Walang Basagan Ng Trip: How my Mamita and everyone in my family found out that I am schizophrenic
My Mom, utterly bored from the Pacquiao-Bradley undercard, decided to watch Game 7 of the Heat-Celtics Eastern Conference Championship with her three sons and two of my Am-boy cousins. I don’t know what the hell went into her mind, but this was like me watching Englebert Humperdinck with my Lolo and Lola.
She sat beside me on my cousin’s Lazy Boy couch. Mamita witnessed how I was screaming at the screen, at a certain Brandon Bass, trying to teach this NBA player the proper way to defend Cyborg LeBron. “Tangina Bass! Bobo mo! Sag lang, sag off! Make him take the jumper! Fuck!” (#HOFSHMH hand on face, shake my head)
Yes, I was repeatedly going ballistic at the TV screen, as LBJ kept on leaving B-Bass in the dust during the waning moments. (as if he was an MMDA official trying to flag down an 18-wheeler driven by someone hell-bent on running him over). For me, the very slim chance of my rage magically sending electric signal to knock some sense into him was the only thing I, and the Boston Celtics were hanging on at that point. That was dumb, but I was counting on it out of desperation.
But LeBron finally figured it out. He knew he was the best player on the court and he was acting like it; so much so that Mother compared her to Michael Jordan (maybe the only basketball player she knew before LeBron and James Yap, and after the Crispa-Toyota guys). At that point, with The King going berserk, all what’s left was for that deep Mortal Kombat voice (FINISH HIM!) to prompt His Highness and Friends to send my C’s to their Fatality.
Their apparent demise was causing involuntary movements on my body. It seemed like I was a schizophrenic on an insane interval, and I could FEEL everyone laughing at me with restraint. Even though my eyes were as focused on the screen as if I was watching HD porn, the gravity of them taking pleasure at my vulnerability was annoying, because I thought it was affecting the outcome of the game. Their reactions pushed me to my emotional edge. I was about to break down.
And then, with less than sixty ticks left in the game, my eyes started to get full and puffy. And then I saw Doc Rivers teary-eyed. I was teary-eyed too. And then out of nowhere, Mamita tried to comfort me, “Bab (her term of endearment and short for “Baboy” because I used to gobble two Big Macs when I was a kid), Okay lang ‘yan.” And just like that, IT happened. Those three words hit home.
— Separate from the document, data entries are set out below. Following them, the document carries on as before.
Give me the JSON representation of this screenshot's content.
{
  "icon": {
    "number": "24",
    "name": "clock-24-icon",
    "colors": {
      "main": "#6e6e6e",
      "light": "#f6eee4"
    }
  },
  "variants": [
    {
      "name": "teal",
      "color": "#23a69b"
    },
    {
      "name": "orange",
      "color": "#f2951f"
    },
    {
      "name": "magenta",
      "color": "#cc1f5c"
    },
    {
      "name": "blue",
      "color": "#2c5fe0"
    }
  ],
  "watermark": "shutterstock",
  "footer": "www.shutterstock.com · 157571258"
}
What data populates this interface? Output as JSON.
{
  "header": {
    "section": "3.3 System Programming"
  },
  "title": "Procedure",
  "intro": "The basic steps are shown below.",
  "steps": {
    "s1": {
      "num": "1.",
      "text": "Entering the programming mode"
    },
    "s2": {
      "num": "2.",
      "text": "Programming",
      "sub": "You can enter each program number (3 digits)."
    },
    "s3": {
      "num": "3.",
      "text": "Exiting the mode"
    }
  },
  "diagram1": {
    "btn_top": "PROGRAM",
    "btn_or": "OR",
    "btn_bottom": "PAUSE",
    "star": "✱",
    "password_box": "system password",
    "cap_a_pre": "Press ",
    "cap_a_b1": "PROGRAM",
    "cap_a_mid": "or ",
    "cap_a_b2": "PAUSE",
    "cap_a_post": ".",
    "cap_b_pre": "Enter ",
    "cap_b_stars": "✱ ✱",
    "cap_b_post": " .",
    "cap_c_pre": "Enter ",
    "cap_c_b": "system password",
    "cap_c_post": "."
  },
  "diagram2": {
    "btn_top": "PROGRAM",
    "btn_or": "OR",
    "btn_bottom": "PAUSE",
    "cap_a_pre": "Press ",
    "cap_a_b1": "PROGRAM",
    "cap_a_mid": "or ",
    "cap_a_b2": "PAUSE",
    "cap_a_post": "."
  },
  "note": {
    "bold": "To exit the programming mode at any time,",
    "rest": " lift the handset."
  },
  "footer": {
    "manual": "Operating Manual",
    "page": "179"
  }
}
I started to sob. I tried to hold them back, but the tears kept falling like Shane Battier’s 3’s. Everyone instantly stopped laughing and there was awkward silence in the room. They were shocked that I cried over a basketball game. I’ve created a force field that repelled everyone from me — including Mamita.
So she silently left the room like a ghost. I guess my sadness pushed her away. But if there was one certain thing she walked away with, it was this realization: Wow. That’s how much my son cares about the Boston Celtics.
Tsismis spreads like cold peanut butter (uneven with some details left out) and fire in the Raya clan. That’s why I was prepared to take the crybaby jokes the next day.
With the typical all-girls private school accent, my sister launched the barrage, “Ku-yuh, why do you care-uh so much about Boston?”
I stared them down with KG eyes and said, “I’m a Celtic!!!”. And then I pumped my chest so hard and followed up with, “Bakit ikaw baliw na baliw ka kay Katniss?! Walang basagan ng trip!”